The proposed federal rule would delegate decision-making on the fate of individual wolves to Colorado Parks and Wildlife. It would allow for the killing of wolves on public lands, including allowing ranchers to shoot wolves on sight under some circumstances.
The rule also doesn’t require livestock owners to practice commonsense preventative measures such as removing the carcasses of dead livestock that could attract wolves or using guard dogs, flashing lights or flapping ropes and flags to scare wolves away.
“Colorado needs a completely different approach to guide wolf recovery, and it should be one that’s based in science,” said Robinson. “The Fish and Wildlife Service shouldn’t let a state agency, one that’s far too friendly with the livestock industry, allow ranchers to kill wolves without requiring the use of non-lethal deterrence. Keeping cattle, sheep and wolves safe will require apolitical thinking, which seems rarer now than the fleeting gray wolf sightings in Colorado.”
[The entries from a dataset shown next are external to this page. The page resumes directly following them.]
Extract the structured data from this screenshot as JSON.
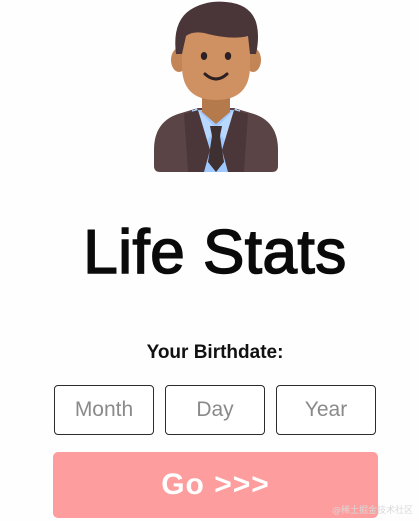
{
  "app": {
    "title": "Life Stats"
  },
  "form": {
    "label": "Your Birthdate:",
    "month": {
      "value": "",
      "placeholder": "Month"
    },
    "day": {
      "value": "",
      "placeholder": "Day"
    },
    "year": {
      "value": "",
      "placeholder": "Year"
    },
    "submit_label": "Go >>>"
  },
  "avatar": {
    "icon": "businessman-avatar-icon"
  },
  "watermark": {
    "text": "@稀土掘金技术社区"
  },
  "colors": {
    "button_bg": "#fe9d9d",
    "button_text": "#ffffff",
    "shirt": "#9fc8ff",
    "suit": "#5a4446",
    "tie": "#3e2f31",
    "skin": "#c98a5a",
    "hair": "#4a3538"
  }
}
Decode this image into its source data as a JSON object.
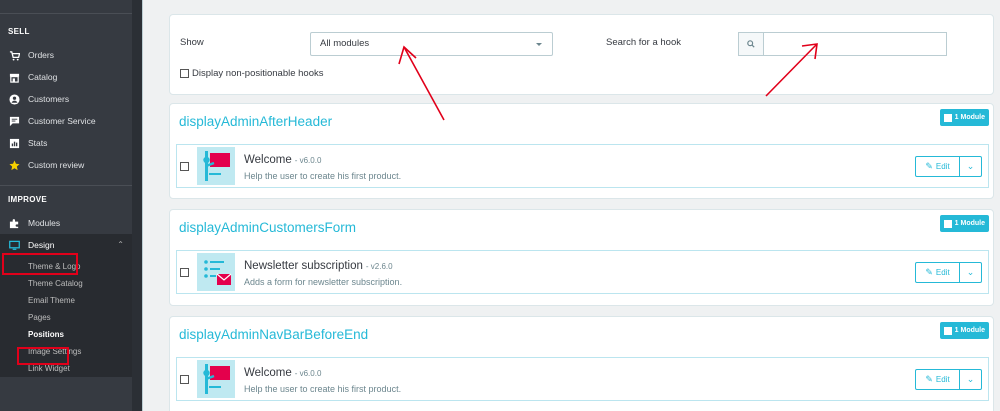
{
  "sidebar": {
    "sections": [
      {
        "title": "SELL",
        "items": [
          {
            "label": "Orders",
            "icon": "cart-icon"
          },
          {
            "label": "Catalog",
            "icon": "store-icon"
          },
          {
            "label": "Customers",
            "icon": "user-icon"
          },
          {
            "label": "Customer Service",
            "icon": "chat-icon"
          },
          {
            "label": "Stats",
            "icon": "stats-icon"
          },
          {
            "label": "Custom review",
            "icon": "star-icon"
          }
        ]
      },
      {
        "title": "IMPROVE",
        "items": [
          {
            "label": "Modules",
            "icon": "puzzle-icon"
          },
          {
            "label": "Design",
            "icon": "monitor-icon",
            "expanded": true
          }
        ]
      }
    ],
    "design_subitems": [
      "Theme & Logo",
      "Theme Catalog",
      "Email Theme",
      "Pages",
      "Positions",
      "Image Settings",
      "Link Widget"
    ],
    "current_subitem": "Positions"
  },
  "filters": {
    "show_label": "Show",
    "show_value": "All modules",
    "search_label": "Search for a hook",
    "search_value": "",
    "non_positionable_label": "Display non-positionable hooks"
  },
  "hooks": [
    {
      "name": "displayAdminAfterHeader",
      "badge": "1 Module",
      "module": {
        "name": "Welcome",
        "version": "- v6.0.0",
        "description": "Help the user to create his first product.",
        "icon": "welcome-module-icon"
      },
      "edit_label": "Edit"
    },
    {
      "name": "displayAdminCustomersForm",
      "badge": "1 Module",
      "module": {
        "name": "Newsletter subscription",
        "version": "- v2.6.0",
        "description": "Adds a form for newsletter subscription.",
        "icon": "newsletter-module-icon"
      },
      "edit_label": "Edit"
    },
    {
      "name": "displayAdminNavBarBeforeEnd",
      "badge": "1 Module",
      "module": {
        "name": "Welcome",
        "version": "- v6.0.0",
        "description": "Help the user to create his first product.",
        "icon": "welcome-module-icon"
      },
      "edit_label": "Edit"
    }
  ],
  "colors": {
    "accent": "#25b9d7",
    "sidebar_bg": "#363a41",
    "annotation_red": "#e1001a"
  }
}
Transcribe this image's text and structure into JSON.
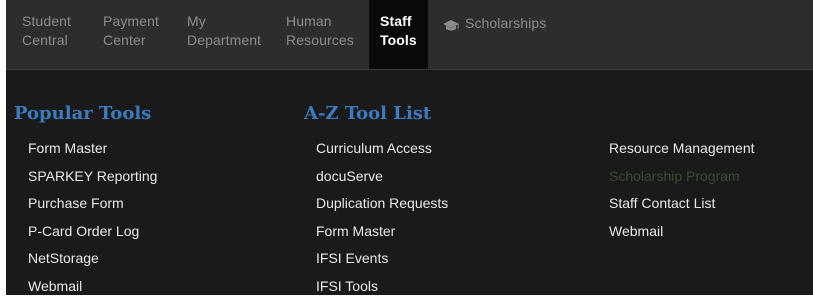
{
  "nav": {
    "items": [
      {
        "line1": "Student",
        "line2": "Central"
      },
      {
        "line1": "Payment",
        "line2": "Center"
      },
      {
        "line1": "My",
        "line2": "Department"
      },
      {
        "line1": "Human",
        "line2": "Resources"
      },
      {
        "line1": "Staff",
        "line2": "Tools"
      }
    ],
    "scholarships": {
      "label": "Scholarships",
      "icon": "graduation-cap-icon"
    },
    "active_index": 4
  },
  "popular_tools": {
    "heading": "Popular Tools",
    "links": [
      "Form Master",
      "SPARKEY Reporting",
      "Purchase Form",
      "P-Card Order Log",
      "NetStorage",
      "Webmail"
    ]
  },
  "az_tool_list": {
    "heading": "A-Z Tool List",
    "column1": [
      "Curriculum Access",
      "docuServe",
      "Duplication Requests",
      "Form Master",
      "IFSI Events",
      "IFSI Tools"
    ],
    "column2": [
      "Resource Management",
      "Scholarship Program",
      "Staff Contact List",
      "Webmail"
    ]
  },
  "colors": {
    "nav_bg": "#2d2d2d",
    "panel_bg": "#1a1a1a",
    "active_tab_bg": "#0a0a0a",
    "heading": "#3b7bbf",
    "link": "#e8e8e8",
    "muted_link": "#3b4a37"
  }
}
In November 2020, Colorado voters passed Proposition 114, which calls for reintroduction of wolves by the end of 2023. It also requires the development of a science-based plan to ensure the wolves “help restore a critical balance in nature.” The rule proposed today will guide management of the reintroduced wolves.
In 2022 a federal court ruled against the Service’s previous decision to remove wolves from the endangered species list throughout most of the U.S., including in Colorado.
Members of the public may submit comments on the proposed federal rule for 60 days, starting on Friday. A comment period on the Colorado draft wolf plan is simultaneously open through Feb. 22, which is the date of the final public hearing on the plan, set to take place in Brighton.
The Center for Biological Diversity is a national, nonprofit conservation organization with more than 1.7 million members and online activists dedicated to the protection of endangered species and wild places.